| >Oh really? Well that's good news too, because now I can just save myself those rewrites, because they're pointless. That's a 3x improvement right there. No dude don't even write it because likely it will be garbage. If you truly believe that nodejs apps don't need to be rewritten go to Uber. They never rewrote their entire nodejs code base in Golang. >If you have wizards, that is. Haskell isn't all wizards. It's just regular people who learned something different. >No, it's a "one time per hire" deal. Same with almost every other language that isn't popular yet. Rust and golang and kotlin and swift all went through this. The goal of any language is to become popular enough to get past this. >I'm certainly not calling all Haskell programmers wizards Then what is the big deal. If we aren't wizards then it's easy to learn. Programmers learn new languages all the time. Learning Haskell is just slightly more challenging and not a huge drain on productivity. Spend a couple more months training new developers in exchange for a 90% reduction in bugs and much better design. >See, that's another kind of expert that I definitely don't want to need on the team. I want people who have a basic understanding of SQL, with a reluctance to learn the ins and outs of it. That'll dramatically lower the chances of them trying to be smart with SQL. Eventually for certain queries you will have to get clever and write queries to optimize. Additionally to serve certain architectures you have to know a lot about the inner workings of the database and how to manipulate the api to get the performance needed at the lower level. An expert has no trouble with this and is an asset. This isn't about getting clever or doing tricky things with syntax just to be clever... this is about inevitability of the fact that a client will want to ask a question to a database that has grown so complex it is not straightforward to answer his question in a performant way. This is extremely common even for your run of the mill web app company. But that's besides the point. I'm comparing haskell to SQL because it's a similar learning curve. Both are expression based languages. In fact I would argue that Haskell is EASIER then SQL due to the type checking. Learn the language if you really want to understand our perspective. I use to be in that camp of why learn a freaking language when it's barely used, but that changed once I learned haskell. |
There is no "big deal". You're taking my facetious use of the word "wizard" the wrong way.

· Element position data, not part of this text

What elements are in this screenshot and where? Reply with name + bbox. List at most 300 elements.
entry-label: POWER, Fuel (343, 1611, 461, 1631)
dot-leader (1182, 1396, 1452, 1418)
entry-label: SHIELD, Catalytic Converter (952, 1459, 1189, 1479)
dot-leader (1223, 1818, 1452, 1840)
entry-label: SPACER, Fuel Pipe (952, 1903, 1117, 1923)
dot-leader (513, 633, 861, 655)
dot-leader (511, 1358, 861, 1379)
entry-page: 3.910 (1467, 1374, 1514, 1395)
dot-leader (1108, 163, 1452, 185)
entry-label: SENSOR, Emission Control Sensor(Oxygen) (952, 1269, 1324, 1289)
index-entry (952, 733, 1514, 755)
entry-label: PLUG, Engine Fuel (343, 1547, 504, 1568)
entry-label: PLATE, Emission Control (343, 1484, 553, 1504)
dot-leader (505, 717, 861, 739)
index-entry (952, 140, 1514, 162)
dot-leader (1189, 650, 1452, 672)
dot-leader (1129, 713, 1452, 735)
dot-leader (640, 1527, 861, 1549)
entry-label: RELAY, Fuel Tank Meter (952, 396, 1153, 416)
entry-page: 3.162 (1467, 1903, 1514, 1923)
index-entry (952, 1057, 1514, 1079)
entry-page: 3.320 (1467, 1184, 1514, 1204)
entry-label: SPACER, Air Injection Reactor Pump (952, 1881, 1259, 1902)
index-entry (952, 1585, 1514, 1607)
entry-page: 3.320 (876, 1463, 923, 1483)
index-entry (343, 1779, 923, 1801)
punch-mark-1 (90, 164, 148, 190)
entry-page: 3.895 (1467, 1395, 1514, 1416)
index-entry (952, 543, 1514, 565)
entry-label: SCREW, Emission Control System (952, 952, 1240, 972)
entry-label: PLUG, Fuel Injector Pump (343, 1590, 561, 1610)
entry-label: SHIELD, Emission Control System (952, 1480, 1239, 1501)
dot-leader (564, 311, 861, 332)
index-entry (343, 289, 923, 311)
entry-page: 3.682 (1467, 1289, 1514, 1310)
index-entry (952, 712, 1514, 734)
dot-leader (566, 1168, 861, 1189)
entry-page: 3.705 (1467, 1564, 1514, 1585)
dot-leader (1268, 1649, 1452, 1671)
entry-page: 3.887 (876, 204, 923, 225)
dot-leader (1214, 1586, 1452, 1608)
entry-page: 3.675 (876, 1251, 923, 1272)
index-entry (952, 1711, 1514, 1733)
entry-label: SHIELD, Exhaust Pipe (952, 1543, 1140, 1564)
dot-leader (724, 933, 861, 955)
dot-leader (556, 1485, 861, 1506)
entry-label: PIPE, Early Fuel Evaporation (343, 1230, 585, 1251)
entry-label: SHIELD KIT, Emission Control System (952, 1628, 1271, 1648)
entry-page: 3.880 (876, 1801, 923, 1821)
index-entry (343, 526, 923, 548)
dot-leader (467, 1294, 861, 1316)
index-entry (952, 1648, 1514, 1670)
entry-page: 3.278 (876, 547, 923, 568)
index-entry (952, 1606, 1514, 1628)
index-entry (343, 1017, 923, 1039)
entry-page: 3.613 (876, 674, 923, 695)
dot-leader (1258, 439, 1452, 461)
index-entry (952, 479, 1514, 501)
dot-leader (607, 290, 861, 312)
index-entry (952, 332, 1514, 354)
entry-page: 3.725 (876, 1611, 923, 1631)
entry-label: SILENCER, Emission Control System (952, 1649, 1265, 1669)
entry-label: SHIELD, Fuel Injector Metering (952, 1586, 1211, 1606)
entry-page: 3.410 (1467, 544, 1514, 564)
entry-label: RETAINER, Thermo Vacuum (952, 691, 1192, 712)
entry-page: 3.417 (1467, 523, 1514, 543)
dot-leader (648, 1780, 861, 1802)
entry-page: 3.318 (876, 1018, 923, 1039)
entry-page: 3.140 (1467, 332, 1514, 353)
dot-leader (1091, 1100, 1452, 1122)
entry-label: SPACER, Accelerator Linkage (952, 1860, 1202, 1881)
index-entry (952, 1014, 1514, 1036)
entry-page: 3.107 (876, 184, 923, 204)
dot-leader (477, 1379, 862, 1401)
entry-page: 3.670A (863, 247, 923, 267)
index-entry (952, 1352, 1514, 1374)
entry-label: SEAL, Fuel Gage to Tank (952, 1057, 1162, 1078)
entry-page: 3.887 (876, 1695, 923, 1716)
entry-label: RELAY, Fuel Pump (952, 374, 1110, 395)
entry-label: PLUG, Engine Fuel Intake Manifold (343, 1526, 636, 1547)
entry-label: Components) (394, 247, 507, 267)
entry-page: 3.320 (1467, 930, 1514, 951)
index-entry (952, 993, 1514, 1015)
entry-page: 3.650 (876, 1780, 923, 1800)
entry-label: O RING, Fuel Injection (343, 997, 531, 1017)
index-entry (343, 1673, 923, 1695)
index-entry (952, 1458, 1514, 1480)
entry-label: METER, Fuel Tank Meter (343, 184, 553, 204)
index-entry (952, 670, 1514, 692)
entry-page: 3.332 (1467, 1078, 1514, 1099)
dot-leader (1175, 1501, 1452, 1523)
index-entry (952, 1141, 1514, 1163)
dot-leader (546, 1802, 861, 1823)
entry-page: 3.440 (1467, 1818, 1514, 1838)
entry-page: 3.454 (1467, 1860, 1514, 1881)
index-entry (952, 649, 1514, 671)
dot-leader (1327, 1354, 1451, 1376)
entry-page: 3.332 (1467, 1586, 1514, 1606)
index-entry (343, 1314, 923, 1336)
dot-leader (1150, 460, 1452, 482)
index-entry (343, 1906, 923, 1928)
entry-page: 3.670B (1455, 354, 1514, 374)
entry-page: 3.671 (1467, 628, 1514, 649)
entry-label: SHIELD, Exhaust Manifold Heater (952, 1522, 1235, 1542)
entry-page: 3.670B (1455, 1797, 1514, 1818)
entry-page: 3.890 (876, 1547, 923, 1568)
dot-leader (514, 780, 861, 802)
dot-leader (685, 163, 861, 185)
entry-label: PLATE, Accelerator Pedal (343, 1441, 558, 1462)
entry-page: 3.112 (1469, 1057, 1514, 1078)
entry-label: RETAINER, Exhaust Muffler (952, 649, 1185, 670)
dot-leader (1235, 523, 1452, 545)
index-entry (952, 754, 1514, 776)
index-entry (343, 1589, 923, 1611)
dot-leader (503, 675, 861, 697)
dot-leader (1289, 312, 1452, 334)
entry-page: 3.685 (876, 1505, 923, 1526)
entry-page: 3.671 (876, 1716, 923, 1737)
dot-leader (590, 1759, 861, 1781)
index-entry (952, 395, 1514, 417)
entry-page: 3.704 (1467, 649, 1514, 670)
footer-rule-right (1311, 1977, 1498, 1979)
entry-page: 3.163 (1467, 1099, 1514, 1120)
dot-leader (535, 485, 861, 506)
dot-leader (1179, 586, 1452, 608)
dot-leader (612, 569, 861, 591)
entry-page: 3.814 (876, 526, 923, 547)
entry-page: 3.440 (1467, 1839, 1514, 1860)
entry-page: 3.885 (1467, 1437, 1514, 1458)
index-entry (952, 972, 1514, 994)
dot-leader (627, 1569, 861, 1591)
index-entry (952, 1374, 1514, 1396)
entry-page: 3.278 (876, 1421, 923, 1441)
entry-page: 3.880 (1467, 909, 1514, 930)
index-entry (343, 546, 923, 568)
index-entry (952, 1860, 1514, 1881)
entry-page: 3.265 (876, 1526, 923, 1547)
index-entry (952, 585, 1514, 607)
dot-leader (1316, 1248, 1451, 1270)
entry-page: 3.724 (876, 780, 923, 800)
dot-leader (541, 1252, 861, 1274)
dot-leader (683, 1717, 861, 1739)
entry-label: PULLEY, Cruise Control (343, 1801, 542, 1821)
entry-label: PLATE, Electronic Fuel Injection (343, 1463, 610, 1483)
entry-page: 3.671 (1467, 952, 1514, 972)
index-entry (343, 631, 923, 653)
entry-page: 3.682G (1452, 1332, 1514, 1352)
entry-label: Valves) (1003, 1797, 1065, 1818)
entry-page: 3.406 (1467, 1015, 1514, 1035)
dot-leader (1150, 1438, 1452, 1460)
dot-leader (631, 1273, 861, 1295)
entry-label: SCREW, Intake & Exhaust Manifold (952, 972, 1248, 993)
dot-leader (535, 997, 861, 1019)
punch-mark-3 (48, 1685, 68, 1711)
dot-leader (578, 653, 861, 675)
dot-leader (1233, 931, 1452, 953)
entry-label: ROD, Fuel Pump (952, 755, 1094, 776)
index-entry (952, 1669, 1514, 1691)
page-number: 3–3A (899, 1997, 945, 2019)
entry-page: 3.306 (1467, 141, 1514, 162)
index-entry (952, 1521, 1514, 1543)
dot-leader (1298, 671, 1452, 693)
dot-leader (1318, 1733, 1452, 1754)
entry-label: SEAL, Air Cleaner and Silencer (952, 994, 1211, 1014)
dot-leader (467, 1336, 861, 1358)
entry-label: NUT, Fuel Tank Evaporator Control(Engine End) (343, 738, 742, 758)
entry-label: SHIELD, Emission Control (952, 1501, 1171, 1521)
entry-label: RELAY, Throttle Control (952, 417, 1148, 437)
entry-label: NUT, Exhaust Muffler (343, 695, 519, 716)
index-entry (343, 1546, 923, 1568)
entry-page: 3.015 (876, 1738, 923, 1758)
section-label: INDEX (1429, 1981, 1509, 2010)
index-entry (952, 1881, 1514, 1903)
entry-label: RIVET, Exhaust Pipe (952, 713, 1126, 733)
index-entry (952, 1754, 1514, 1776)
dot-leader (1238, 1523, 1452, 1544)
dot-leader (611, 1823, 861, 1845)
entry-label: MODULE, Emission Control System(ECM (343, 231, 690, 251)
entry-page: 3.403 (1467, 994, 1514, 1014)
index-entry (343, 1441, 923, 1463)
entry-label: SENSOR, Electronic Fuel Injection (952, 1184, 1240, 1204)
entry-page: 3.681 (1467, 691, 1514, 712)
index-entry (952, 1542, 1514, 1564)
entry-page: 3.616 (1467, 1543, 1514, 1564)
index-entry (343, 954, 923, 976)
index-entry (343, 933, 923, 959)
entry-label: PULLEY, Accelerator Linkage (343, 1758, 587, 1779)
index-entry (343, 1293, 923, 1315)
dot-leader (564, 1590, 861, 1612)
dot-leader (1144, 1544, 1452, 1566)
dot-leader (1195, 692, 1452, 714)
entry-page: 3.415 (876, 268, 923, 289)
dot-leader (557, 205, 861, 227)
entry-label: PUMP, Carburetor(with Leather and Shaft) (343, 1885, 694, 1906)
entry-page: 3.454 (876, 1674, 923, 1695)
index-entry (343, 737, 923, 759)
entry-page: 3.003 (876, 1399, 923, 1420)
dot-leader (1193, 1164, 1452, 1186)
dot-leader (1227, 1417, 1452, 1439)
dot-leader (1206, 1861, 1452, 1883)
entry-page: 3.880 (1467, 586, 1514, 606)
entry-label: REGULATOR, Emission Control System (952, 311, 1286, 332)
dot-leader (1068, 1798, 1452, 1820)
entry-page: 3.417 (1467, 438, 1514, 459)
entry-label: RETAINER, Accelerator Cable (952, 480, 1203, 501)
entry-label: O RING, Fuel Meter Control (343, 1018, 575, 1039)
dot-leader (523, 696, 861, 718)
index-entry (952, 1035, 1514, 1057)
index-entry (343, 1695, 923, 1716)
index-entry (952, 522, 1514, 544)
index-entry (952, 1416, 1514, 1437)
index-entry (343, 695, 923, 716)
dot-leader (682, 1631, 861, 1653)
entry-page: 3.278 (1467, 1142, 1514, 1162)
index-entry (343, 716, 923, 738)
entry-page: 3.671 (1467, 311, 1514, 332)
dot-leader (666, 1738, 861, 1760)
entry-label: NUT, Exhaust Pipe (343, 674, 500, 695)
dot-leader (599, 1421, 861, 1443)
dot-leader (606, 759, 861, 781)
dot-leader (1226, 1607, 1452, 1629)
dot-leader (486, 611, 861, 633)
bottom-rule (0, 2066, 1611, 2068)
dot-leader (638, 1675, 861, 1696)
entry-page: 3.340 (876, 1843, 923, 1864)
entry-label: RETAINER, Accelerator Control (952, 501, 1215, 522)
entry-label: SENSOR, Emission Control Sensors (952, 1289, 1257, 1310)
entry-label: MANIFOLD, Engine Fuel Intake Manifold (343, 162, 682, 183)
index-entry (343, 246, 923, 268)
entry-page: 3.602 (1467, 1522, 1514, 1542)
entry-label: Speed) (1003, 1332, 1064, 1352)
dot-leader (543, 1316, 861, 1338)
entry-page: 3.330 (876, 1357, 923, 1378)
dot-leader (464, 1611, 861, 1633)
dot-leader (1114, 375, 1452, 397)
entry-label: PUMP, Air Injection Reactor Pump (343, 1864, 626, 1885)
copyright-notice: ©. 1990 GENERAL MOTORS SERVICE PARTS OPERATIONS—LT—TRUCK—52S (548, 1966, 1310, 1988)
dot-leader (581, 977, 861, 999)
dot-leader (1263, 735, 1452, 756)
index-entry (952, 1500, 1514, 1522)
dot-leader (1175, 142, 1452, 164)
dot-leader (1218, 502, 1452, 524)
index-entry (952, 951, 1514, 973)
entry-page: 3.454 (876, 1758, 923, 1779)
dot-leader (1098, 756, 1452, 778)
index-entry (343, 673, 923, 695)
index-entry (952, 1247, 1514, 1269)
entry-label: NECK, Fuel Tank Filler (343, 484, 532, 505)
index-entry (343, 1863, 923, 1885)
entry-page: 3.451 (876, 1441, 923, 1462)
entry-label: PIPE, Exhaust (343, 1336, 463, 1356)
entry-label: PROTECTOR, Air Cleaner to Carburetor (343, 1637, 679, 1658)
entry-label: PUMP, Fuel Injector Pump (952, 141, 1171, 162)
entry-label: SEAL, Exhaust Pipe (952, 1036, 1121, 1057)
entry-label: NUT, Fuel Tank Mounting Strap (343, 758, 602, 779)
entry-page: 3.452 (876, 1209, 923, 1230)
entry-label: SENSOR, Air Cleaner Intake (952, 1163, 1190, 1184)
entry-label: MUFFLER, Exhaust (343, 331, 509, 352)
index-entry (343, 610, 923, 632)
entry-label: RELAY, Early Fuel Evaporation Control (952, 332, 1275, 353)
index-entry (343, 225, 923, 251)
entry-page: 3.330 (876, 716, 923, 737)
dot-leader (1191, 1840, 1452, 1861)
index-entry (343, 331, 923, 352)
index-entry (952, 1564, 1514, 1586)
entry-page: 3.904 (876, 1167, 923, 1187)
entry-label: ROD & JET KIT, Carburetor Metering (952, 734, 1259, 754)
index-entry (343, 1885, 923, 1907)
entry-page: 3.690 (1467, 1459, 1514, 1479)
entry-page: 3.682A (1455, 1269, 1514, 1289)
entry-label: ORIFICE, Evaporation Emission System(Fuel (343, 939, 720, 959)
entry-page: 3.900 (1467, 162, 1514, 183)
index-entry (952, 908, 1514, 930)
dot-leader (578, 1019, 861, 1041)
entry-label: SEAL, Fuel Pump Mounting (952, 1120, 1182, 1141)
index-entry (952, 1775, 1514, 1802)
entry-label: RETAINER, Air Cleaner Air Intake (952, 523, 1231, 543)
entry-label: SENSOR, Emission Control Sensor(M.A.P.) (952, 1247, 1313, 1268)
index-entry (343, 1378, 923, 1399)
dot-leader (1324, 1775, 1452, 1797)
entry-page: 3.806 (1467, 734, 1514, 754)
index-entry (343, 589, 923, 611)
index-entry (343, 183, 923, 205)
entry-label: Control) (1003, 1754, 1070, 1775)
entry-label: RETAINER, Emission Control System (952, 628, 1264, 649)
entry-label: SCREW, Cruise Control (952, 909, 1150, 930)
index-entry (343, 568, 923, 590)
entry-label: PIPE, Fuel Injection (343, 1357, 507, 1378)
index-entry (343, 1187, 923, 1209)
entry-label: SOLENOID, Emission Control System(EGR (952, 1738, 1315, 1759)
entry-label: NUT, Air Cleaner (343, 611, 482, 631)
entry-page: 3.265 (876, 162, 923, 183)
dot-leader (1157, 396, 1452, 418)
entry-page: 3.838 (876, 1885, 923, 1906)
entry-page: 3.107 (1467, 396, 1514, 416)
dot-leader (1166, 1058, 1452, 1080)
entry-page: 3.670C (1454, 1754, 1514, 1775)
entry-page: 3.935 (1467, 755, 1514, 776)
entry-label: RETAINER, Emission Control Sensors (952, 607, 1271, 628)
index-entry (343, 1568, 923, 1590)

> Same with almost every other language that isn't popular yet. Rust and golang and kotlin and swift all went through this.
If Haskell already was popular, it would be an entirely different argument. Then we can talk about the merits of the language/platform versus the alternatives. Right now you're trying to sell me this exotic language used by exotic programmers who have strong opinions on design. From a business point of view, those are alarm bells. That's what you need to at least recognize, even though you disagree.
> Learning Haskell is just slightly more challenging and not a huge drain on productivity. Spend a couple more months training new developers in exchange for a 90% reduction in bugs and much better design.
This is what you believe and take for granted in your argument. I'm sure you're sincere about that, but remember, I'm not buying all those beliefs wholesale. Haskell has been around for thirty years, if it really makes for such vast increases in its productivity, why aren't those Haskell programmers dominating software development?
> This just tells me you're someone with little experience.
At least consider the possibility that there's some insight there that you don't quite grasp yet.
> Learn the language if you really want to understand our perspective.
"Buy the product in order to see why it's so great!" would be a terrible sales pitch, if you catch my drift.